On the front there’s one large silver power button, with the status light just below set into a black strip. This black strip is quite a nice touch, and provides a little balance to the otherwise entirely white exterior. OSD controls are situated on the outside of the right edge, with icons on the front. The buttons are noticeably more spread out than on older ViewSonic models, and are consequently easier to operate by touch alone.
Another key feature of this display is the inclusion of a 1.3-megapixel camera at the top, while there’s also a built-in microphone to the left of the power button. This makes it ready for video calls, video messaging and Skype, while the inherent adjustability of the display makes it easy to align when using the camera. It’s never going to be a defining feature, but it’s a useful thing to have and tidier than having a web cam hanging off the top of your monitor. The camera itself is of decent enough quality, though there is some minor flicker to be seen. The microphone, however, struggles to pick up speech from a normal seated distance without Mic Boost turned on. As such the audio quality is rather muffled, and for regular video messaging a proper headset would be essential.

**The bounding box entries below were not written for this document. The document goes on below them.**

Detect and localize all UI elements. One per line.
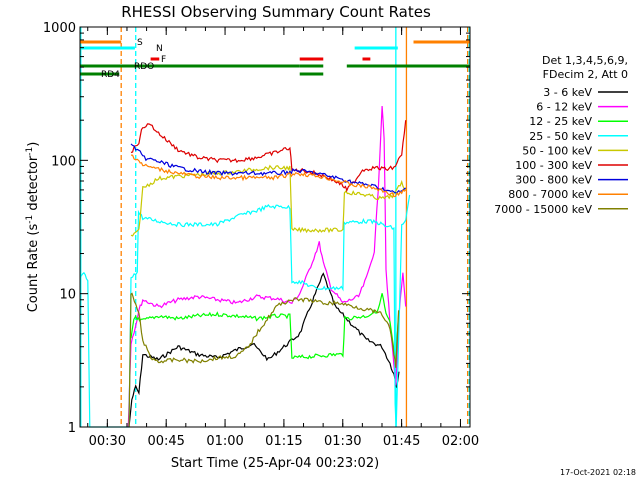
legend-label-800-7000-kev: 800 - 7000 keV xyxy=(508,188,592,201)
legend-label-3-6-kev: 3 - 6 keV xyxy=(543,86,592,99)
flag-label-n: N xyxy=(156,44,163,54)
flag-label-rd4: RD4 xyxy=(101,70,120,80)
legend: Det 1,3,4,5,6,9, FDecim 2, Att 0 3 - 6 k… xyxy=(494,54,628,216)
x-tick-label-01-00: 01:00 xyxy=(206,434,243,449)
legend-label-7000-15000-kev: 7000 - 15000 keV xyxy=(494,203,592,216)
legend-label-12-25-kev: 12 - 25 keV xyxy=(529,115,592,128)
timestamp: 17-Oct-2021 02:18 xyxy=(560,468,636,477)
plot-area: S NF RDO RD4 00:30 00:45 01:00 01:15 01:30 01:45… xyxy=(43,21,479,449)
y-axis-label-main: Count Rate (s xyxy=(26,224,41,313)
series-line-12-25-kev xyxy=(130,293,400,363)
status-flags: S NF RDO RD4 xyxy=(80,38,470,80)
series-line-300-800-kev xyxy=(130,143,407,194)
legend-label-100-300-kev: 100 - 300 keV xyxy=(515,159,592,172)
x-tick-label-00-45: 00:45 xyxy=(147,434,184,449)
flag-label-s: S xyxy=(137,38,143,48)
legend-header-line-2: FDecim 2, Att 0 xyxy=(543,68,628,81)
series-line-6-12-kev xyxy=(127,105,407,428)
legend-label-300-800-kev: 300 - 800 keV xyxy=(515,174,592,187)
y-tick-label-10: 10 xyxy=(59,288,76,303)
y-tick-label-1000: 1000 xyxy=(43,21,76,36)
y-axis-label-mid: detector xyxy=(26,155,41,215)
legend-header-line-1: Det 1,3,4,5,6,9, xyxy=(542,54,628,67)
series-line-3-6-kev xyxy=(128,272,400,428)
x-axis-label: Start Time (25-Apr-04 00:23:02) xyxy=(171,456,379,471)
axes: 00:30 00:45 01:00 01:15 01:30 01:45 02:00 1 10 10… xyxy=(43,21,479,449)
y-axis-label-sup2: -1 xyxy=(25,147,35,156)
series-line-25-50-kev xyxy=(79,194,411,428)
x-tick-label-00-30: 00:30 xyxy=(89,434,126,449)
x-tick-label-01-30: 01:30 xyxy=(324,434,361,449)
y-tick-label-100: 100 xyxy=(51,154,76,169)
x-tick-label-01-45: 01:45 xyxy=(383,434,420,449)
x-tick-label-01-15: 01:15 xyxy=(265,434,302,449)
y-axis-label-sup1: -1 xyxy=(25,215,35,224)
flag-label-rdo: RDO xyxy=(134,62,154,72)
legend-label-50-100-kev: 50 - 100 keV xyxy=(522,144,592,157)
series-lines xyxy=(79,105,411,428)
y-tick-label-1: 1 xyxy=(68,421,76,436)
plot-frame xyxy=(79,26,471,428)
flag-label-f: F xyxy=(161,55,166,65)
y-axis-label-end: ) xyxy=(26,142,41,147)
series-line-100-300-kev xyxy=(130,120,407,193)
legend-label-6-12-kev: 6 - 12 keV xyxy=(536,101,592,114)
legend-label-25-50-kev: 25 - 50 keV xyxy=(529,130,592,143)
y-axis-label: Count Rate (s-1 detector-1) xyxy=(25,142,41,313)
chart-title: RHESSI Observing Summary Count Rates xyxy=(121,3,431,21)
series-line-7000-15000-kev xyxy=(128,292,400,428)
series-line-800-7000-kev xyxy=(130,154,407,198)
series-line-50-100-kev xyxy=(130,164,407,237)
x-tick-label-02-00: 02:00 xyxy=(442,434,479,449)
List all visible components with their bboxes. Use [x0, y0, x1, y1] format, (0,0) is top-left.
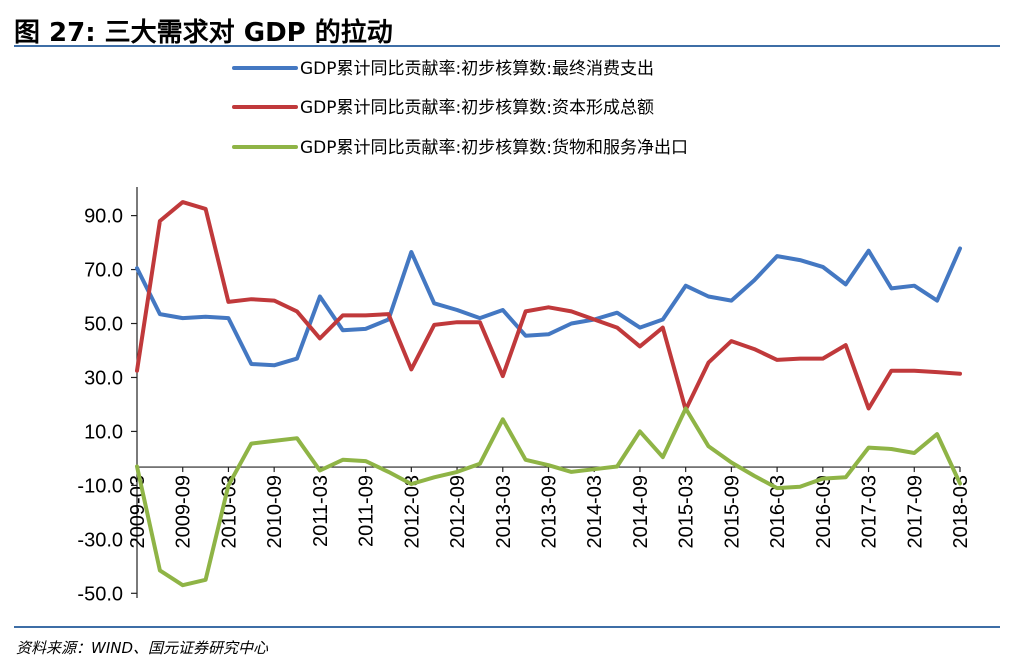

This ViewSonic uses a TN panel, the cheapest of the various LCD technologies used on consumer products. As a general rule these panels boast good response times, but suffer from mediocre viewing angles – and this is the case with the VX2255wmh. A claimed 5ms off-on-off response time will please the box tickers, but colouration suffers at relatively minor angles and brightness drops off considerably beyond 45 degrees.
Other aspects of the panel specification are solid, but hardly outstanding. A quoted 700:1 contrast ratio is fairly average, as is the 280cd/m2 brightness rating. Connection wise things aren’t out of the ordinary either, with D-Sub and an HDCP capable DVI for video, a Line-in for audio and a headphone jack located on the right edge below the OSD control buttons. The audio quality from the headphone jack is pretty decent, though it’s placement on the right is somewhat misguided since the great majority of headphones have wires leading into the left cup. As result when using the headphone jack wires will trail across your keyboard, which is hardly ideal.
Package contents includes UK and European power cables, a VGA cable, DVI cable, Line-in cable with audio and microphone connections, a USB cable for the camera, Quick Start Guide and monitor drivers on CD. Nothing is missing that ought to be in there, and ViewSonic has been wise enough to make all the cables white to match the monitor. It’s worth noting that out of the box every surface of the glossy plastic finish is protected by clear plastic sheets, which must be removed individually. These obviously protect the monitor very well, but removing them all is rather time consuming and makes setting up the display a bit of a faff – better safe than sorry though.